Three of the six duck species at the pond Tjörnin in Reykjavík are dying off, and will disappear if nothing is done.
Vísir reports that Ólafur Karl Nielsen, an ornithologist for The Icelandic Institute of Natural History (IINH), has recently concluded a count of the ducks at Tjörnin. The results, although not final, are hardly cause for celebration.
Six different species of duck nest around Tjörnin, but three of them are dying out: the Greater scaup, the gadwall and the common eider.
The reasons for the dying off are many. Cats, ravens and seagulls will attack eggs and ducklings alike, nesting areas are being encroached upon by development in nearby Vatnsmýri, and there is a decline in naturally occuring food while ducks compete with seagulls for nourishment.
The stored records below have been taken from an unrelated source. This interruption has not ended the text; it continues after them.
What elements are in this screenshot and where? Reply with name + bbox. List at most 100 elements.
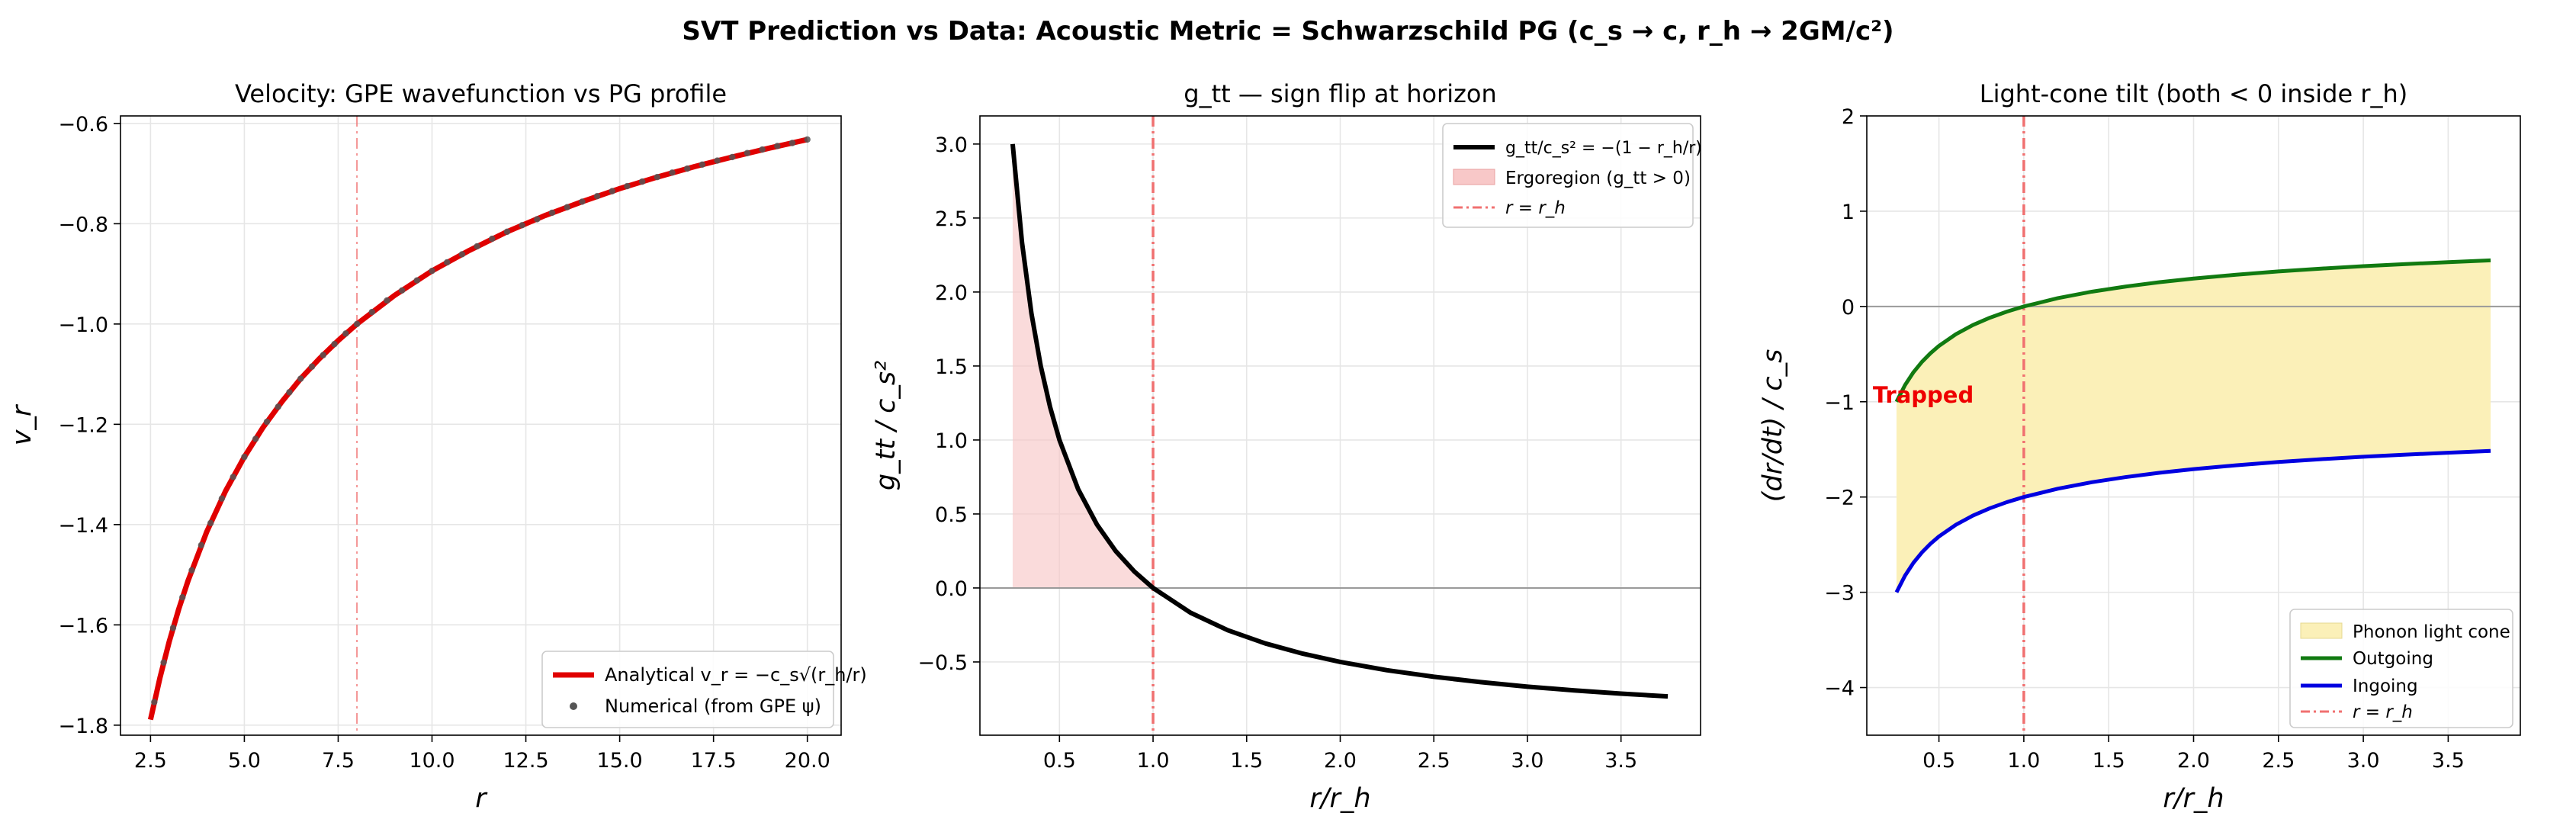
y-tick-label: 2.0 — [935, 281, 968, 305]
x-tick-label: 2.5 — [134, 749, 167, 773]
numerical-point — [593, 192, 601, 200]
numerical-point — [714, 157, 721, 164]
panel-velocity: 2.5 5.0 7.5 10.0 12.5 15.0 17.5 20.0 −1.8 −1.6 −1.… — [7, 79, 867, 814]
y-tick-label: −3 — [1824, 582, 1855, 606]
outgoing-curve — [1894, 258, 2491, 403]
ticks: 0.5 1.0 1.5 2.0 2.5 3.0 3.5 −4 −3 −2 −1 0 1 2 — [1824, 105, 2465, 773]
panel-title: g_tt — sign flip at horizon — [1184, 79, 1497, 108]
ergoregion-fill — [1012, 143, 1154, 588]
x-tick-label: 2.0 — [2177, 749, 2210, 773]
y-tick-label: 1.0 — [935, 429, 968, 453]
x-tick-label: 20.0 — [785, 749, 830, 773]
x-tick-label: 3.5 — [2432, 749, 2465, 773]
numerical-point — [699, 161, 706, 168]
numerical-point — [230, 474, 236, 480]
ticks: 0.5 1.0 1.5 2.0 2.5 3.0 3.5 −0.5 0.0 0.5 1.0 1.5 2.0… — [917, 133, 1637, 773]
light-cone-fill — [1896, 260, 2491, 593]
numerical-point — [263, 418, 271, 426]
y-tick-label: −4 — [1824, 677, 1855, 701]
x-axis-label: r/r_h — [1309, 783, 1370, 814]
numerical-point — [308, 363, 316, 370]
ticks: 2.5 5.0 7.5 10.0 12.5 15.0 17.5 20.0 −1.8 −1.6 −1.… — [58, 113, 830, 773]
y-tick-label: −0.5 — [917, 651, 968, 675]
legend: Phonon light cone Outgoing Ingoing r = r_h — [2289, 609, 2513, 728]
x-tick-label: 10.0 — [409, 749, 454, 773]
x-tick-label: 0.5 — [1922, 749, 1955, 773]
numerical-point — [609, 188, 615, 194]
y-tick-label: 3.0 — [935, 133, 968, 157]
y-tick-label: −1 — [1824, 391, 1855, 415]
legend-ingoing-label: Ingoing — [2353, 676, 2418, 696]
y-tick-label: −1.0 — [58, 313, 108, 337]
numerical-point — [429, 267, 435, 275]
numerical-point — [774, 143, 781, 149]
panel-lightcone: Trapped 0.5 1.0 1.5 2.0 2.5 3.0 3.5 −4 −3 −2 −1 0 1 2 L… — [1758, 79, 2521, 814]
x-tick-label: 12.5 — [503, 749, 549, 773]
numerical-point — [458, 251, 466, 258]
x-tick-label: 1.0 — [2007, 749, 2040, 773]
y-tick-label: 2 — [1842, 105, 1855, 129]
y-axis-label: (dr/dt) / c_s — [1758, 349, 1788, 503]
numerical-point — [331, 340, 338, 348]
ingoing-curve — [1894, 448, 2491, 593]
legend-horizon-label: r = r_h — [2353, 702, 2413, 722]
gtt-curve — [1010, 143, 1669, 699]
legend: Analytical v_r = −c_s√(r_h/r) Numerical (… — [541, 651, 867, 728]
x-tick-label: 3.0 — [2347, 749, 2380, 773]
y-tick-label: 0.5 — [935, 503, 968, 527]
x-tick-label: 2.5 — [1418, 749, 1450, 773]
numerical-point — [744, 149, 751, 156]
numerical-point — [654, 174, 661, 181]
legend-numerical-swatch — [570, 702, 577, 710]
y-axis-label: g_tt / c_s² — [871, 361, 901, 490]
legend-horizon-label: r = r_h — [1505, 198, 1566, 218]
legend-analytical-label: Analytical v_r = −c_s√(r_h/r) — [605, 664, 867, 686]
y-tick-label: 0 — [1842, 296, 1855, 320]
numerical-point — [548, 209, 556, 217]
y-tick-label: −1.8 — [58, 715, 108, 738]
y-tick-label: −1.6 — [58, 614, 108, 638]
legend-ergoregion-swatch — [1453, 169, 1495, 185]
y-tick-label: 1.5 — [935, 355, 968, 379]
numerical-point — [503, 228, 511, 236]
x-tick-label: 17.5 — [691, 749, 737, 773]
numerical-point — [188, 567, 195, 574]
legend-gtt-label: g_tt/c_s² = −(1 − r_h/r) — [1505, 139, 1702, 158]
x-tick-label: 2.5 — [2262, 749, 2295, 773]
numerical-point — [368, 308, 375, 316]
x-tick-label: 2.0 — [1324, 749, 1357, 773]
legend-ergoregion-label: Ergoregion (g_tt > 0) — [1505, 169, 1691, 188]
numerical-point — [275, 403, 281, 410]
numerical-point — [342, 330, 349, 337]
panel-title: Light-cone tilt (both < 0 inside r_h) — [1980, 79, 2407, 108]
legend-cone-label: Phonon light cone — [2353, 622, 2510, 642]
x-tick-label: 7.5 — [322, 749, 355, 773]
numerical-point — [579, 198, 586, 205]
numerical-point — [151, 699, 158, 705]
figure-suptitle: SVT Prediction vs Data: Acoustic Metric … — [682, 16, 1893, 47]
x-tick-label: 1.0 — [1137, 749, 1170, 773]
x-axis-label: r/r_h — [2163, 783, 2224, 814]
legend-outgoing-label: Outgoing — [2353, 649, 2433, 669]
y-tick-label: −0.8 — [58, 213, 108, 236]
y-tick-label: 0.0 — [935, 577, 968, 601]
numerical-point — [320, 352, 326, 358]
numerical-point — [789, 140, 796, 146]
numerical-point — [398, 287, 406, 294]
numerical-point — [759, 146, 766, 153]
legend-frame — [1442, 123, 1694, 228]
y-tick-label: −1.2 — [58, 413, 108, 437]
y-axis-label: v_r — [7, 403, 37, 445]
x-tick-label: 1.5 — [2093, 749, 2125, 773]
numerical-point — [384, 297, 390, 304]
numerical-point — [638, 178, 646, 185]
numerical-point — [207, 519, 214, 527]
numerical-point — [169, 625, 177, 631]
numerical-point — [444, 259, 451, 266]
numerical-point — [179, 593, 186, 601]
panel-gtt: 0.5 1.0 1.5 2.0 2.5 3.0 3.5 −0.5 0.0 0.5 1.0 1.5 2.0… — [871, 79, 1702, 814]
y-tick-label: −2 — [1824, 487, 1855, 510]
numerical-point — [218, 495, 226, 502]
On the bright side, the Eurasian teal has made its first appearance at Tjörnin, and has begun nesting there. Earlier this summer, the City of Reykjavík also released 20 eiders at Vatnsmýri, and have been providing them with food. In the long term, however, it is hoped that the ducks will be able to fend for themselves.
In the meantime, duck lovers hoping to help out are still advised to not give the ducks bread. Instead, toss them grapes cut in half, cracked corn, thawed peas or – if you can find it – duck feed pellets.